Linear stability analysis is computed at vanishing E × B shear and at radial locations r/a = 0.9, 0.96, and 1.02 for the poloidally symmetric flux-driven Case-2 (a) and the flux-driven limited Case-1 (b). Linear stability of gradient-driven Case-3 is comparable to that of Case-2. Stability at r/a = 0.96 is displayed yet all three radial locations provide a qualitatively comparable picture. The following four poloidal locations are shown: θk = {9(magenta), 126(cyan), −118(red), −61(yellow)}. A fifth one is shown (b) at angle θ = −75 (white triangle). These locations are also marked in Fig. 1. The outer edge r/a ≥ 0.9 is linearly stable without limiter (a) at all times (shown here at statistical equilibrium (tΩci = 200,000)), despite modest core ➝ edge turbulence spreading, illustrated in Fig. 4. Conversely, the outer edge is driven interchange-unstable (b) by the presence of the limiter on fast time scales (tΩci = 30,000).

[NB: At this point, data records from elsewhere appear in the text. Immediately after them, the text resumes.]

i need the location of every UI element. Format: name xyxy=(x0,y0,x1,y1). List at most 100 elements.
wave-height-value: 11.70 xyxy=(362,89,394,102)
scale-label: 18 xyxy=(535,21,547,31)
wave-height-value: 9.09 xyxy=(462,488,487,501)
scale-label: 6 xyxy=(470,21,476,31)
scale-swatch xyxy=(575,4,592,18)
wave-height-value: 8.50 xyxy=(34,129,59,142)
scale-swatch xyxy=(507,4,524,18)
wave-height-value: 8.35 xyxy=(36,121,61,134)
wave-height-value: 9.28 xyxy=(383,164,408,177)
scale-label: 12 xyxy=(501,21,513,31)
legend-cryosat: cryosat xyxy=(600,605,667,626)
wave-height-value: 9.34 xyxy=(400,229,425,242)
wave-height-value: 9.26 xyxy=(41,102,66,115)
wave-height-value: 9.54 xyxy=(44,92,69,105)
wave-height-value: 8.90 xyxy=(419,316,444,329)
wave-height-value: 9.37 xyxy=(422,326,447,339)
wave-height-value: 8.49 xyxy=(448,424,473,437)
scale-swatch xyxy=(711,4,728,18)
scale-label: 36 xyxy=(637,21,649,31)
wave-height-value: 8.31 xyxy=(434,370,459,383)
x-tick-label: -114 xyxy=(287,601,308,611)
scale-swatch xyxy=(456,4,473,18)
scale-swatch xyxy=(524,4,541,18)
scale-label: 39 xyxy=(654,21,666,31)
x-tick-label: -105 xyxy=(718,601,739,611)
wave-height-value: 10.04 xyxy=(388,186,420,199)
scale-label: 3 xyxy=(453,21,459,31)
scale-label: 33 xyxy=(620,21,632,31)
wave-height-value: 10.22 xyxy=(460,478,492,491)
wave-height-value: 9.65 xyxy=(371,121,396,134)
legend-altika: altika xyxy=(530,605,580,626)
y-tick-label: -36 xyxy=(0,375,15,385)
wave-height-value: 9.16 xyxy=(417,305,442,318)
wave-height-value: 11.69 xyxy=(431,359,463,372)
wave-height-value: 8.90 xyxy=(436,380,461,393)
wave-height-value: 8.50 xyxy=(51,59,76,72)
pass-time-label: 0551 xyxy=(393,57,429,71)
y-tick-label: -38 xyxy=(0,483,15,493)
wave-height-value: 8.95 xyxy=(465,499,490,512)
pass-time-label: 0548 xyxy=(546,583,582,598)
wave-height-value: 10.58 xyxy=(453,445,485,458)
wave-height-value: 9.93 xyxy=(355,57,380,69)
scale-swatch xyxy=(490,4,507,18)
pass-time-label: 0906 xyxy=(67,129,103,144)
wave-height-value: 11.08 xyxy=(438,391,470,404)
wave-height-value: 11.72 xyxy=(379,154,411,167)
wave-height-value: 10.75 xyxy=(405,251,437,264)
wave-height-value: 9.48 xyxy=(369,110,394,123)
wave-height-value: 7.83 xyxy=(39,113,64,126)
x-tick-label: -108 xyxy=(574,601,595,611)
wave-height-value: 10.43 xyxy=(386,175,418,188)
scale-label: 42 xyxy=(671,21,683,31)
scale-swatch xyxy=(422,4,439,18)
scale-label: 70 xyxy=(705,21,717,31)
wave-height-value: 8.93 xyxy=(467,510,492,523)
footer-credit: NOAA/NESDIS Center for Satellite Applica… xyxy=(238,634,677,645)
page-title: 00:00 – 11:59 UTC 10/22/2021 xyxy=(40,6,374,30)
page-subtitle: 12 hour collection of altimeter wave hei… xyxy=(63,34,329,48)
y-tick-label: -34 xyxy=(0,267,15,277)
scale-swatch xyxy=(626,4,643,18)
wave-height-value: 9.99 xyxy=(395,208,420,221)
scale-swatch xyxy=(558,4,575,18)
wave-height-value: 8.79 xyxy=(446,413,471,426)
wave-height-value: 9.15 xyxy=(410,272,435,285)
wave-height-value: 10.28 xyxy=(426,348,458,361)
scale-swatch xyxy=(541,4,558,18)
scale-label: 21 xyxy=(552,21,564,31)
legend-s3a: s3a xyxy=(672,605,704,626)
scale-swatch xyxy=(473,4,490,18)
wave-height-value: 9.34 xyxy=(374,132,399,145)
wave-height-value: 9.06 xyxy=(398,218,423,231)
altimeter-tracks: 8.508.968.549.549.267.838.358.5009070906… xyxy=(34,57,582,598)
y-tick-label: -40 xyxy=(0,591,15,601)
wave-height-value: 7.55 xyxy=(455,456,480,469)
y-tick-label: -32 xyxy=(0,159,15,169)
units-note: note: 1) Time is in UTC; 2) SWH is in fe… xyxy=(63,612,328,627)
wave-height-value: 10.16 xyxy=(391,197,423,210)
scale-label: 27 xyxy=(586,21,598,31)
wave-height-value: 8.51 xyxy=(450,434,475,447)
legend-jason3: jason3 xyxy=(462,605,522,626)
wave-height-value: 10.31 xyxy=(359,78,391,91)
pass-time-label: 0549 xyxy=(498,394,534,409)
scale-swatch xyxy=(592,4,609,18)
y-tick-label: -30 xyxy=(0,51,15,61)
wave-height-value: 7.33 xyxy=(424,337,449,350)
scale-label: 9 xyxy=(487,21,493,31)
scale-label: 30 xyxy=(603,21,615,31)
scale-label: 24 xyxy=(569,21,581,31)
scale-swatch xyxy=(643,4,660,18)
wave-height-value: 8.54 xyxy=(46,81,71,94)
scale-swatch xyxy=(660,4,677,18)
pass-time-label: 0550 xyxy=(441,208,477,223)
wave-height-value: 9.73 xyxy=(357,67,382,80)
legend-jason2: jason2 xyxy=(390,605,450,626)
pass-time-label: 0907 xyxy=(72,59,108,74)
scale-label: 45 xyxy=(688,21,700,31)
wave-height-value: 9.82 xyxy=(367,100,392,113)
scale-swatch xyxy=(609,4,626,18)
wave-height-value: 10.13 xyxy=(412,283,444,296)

This drive endures at later times (tΩci = 250,000), emphasising robust and steady free energy injection from plasma--boundary interaction.

Causal inference

The following vorticity equation can be inferred from the primitive gyrokinetic equations including E × B drift and FLR at leading order:

$${\partial }_{t}\left\langle {\Omega }_{r}\right\rangle +\frac{1}{r}{\partial }_{r}r\left[\left\langle {v}_{Er}{\Omega }_{r}\right\rangle +\left\langle {v}_{\star r}{\Omega }_{r}\right\rangle -\left\langle {v}_{\star \theta }\frac{1}{r}{\partial }_{\theta }{E}_{r}\right\rangle \right]=r.h.s$$
$$r.h.s\approx -{\partial } _{t}\left\langle {\Omega }_{\theta }\right\rangle -\frac{1}{r}{\partial }_{\theta }\left\langle ({v}_{E\theta }+{v}_{\star \theta }){\Omega }_{\theta }\right\rangle -{\partial }_{r}\frac{1}{2r}{\partial }_{\theta }\left\langle {v}_{E\theta }^{2}\right\rangle +\frac{1}{2{r}^{3}}{\partial }_{\theta }{\partial }_{r}\left\langle {r}^{2}{v}_{Er}^{2}\right\rangle \\ -\frac{1}{r}{\partial }_{\theta }\left\langle {v}_{\star r}\frac{1}{r}{\partial }_{\theta }{v}_{E\theta }\right\rangle$$
$${\Omega }_{r}={\partial }_{r}\left(r{\partial }_{r}\phi \right)/r\qquad \& \qquad {\Omega }_{\theta }={\partial }_{\theta }^{2}\phi /{r}^{2}$$
$${v}_{Er}=-{\partial }_{\theta }\phi /r\quad \& \qquad {v}_{E\theta }={\partial }_{r}\phi =-{E}_{r}$$
$${v}_{\star r}=-{\partial }_{\theta }{p}_{\perp }/r\quad \& \qquad {v}_{\star \theta }={\partial }_{r}{p}_{\perp }$$

where 〈〉 denotes an average over toroidal angle φ. The net Transfer Entropy ΔX,Y(TE)[k] = TEYX[k] − TEXY[k] is a measure of net flow of information between processes X and Y, at timelag k. This measure has been systematically applied to the possible permutations of quantities in Eq. (7) and in this manuscript to the following set:

$$(X,Y)\in \left\{\left\langle {\Omega }_{r}\right\rangle ,\left\langle {v}_{Er}{\Omega }_{r}\right\rangle ,\left\langle {v}_{\star r}{\Omega }_{r}\right\rangle ,-\left\langle {v}_{\star \theta }\frac{1}{r}{\partial }_{\theta }{E}_{r}\right\rangle \right\}$$

where the TE from process Y to process X is defined as:

$$T{E}_{Y\to X}(k)=\sum p({x}_{n+1},{x}_{n-k},{y}_{n-k})\log \left(\frac{p({x}_{n+1}| {x}_{n-k},{y}_{n-k})}{p({x}_{n+1}| {x}_{n-k})}\right)$$

and (xi) and (yi) respectively denote time series of realisations of X and Y, with 0 ≤ i ≤ n.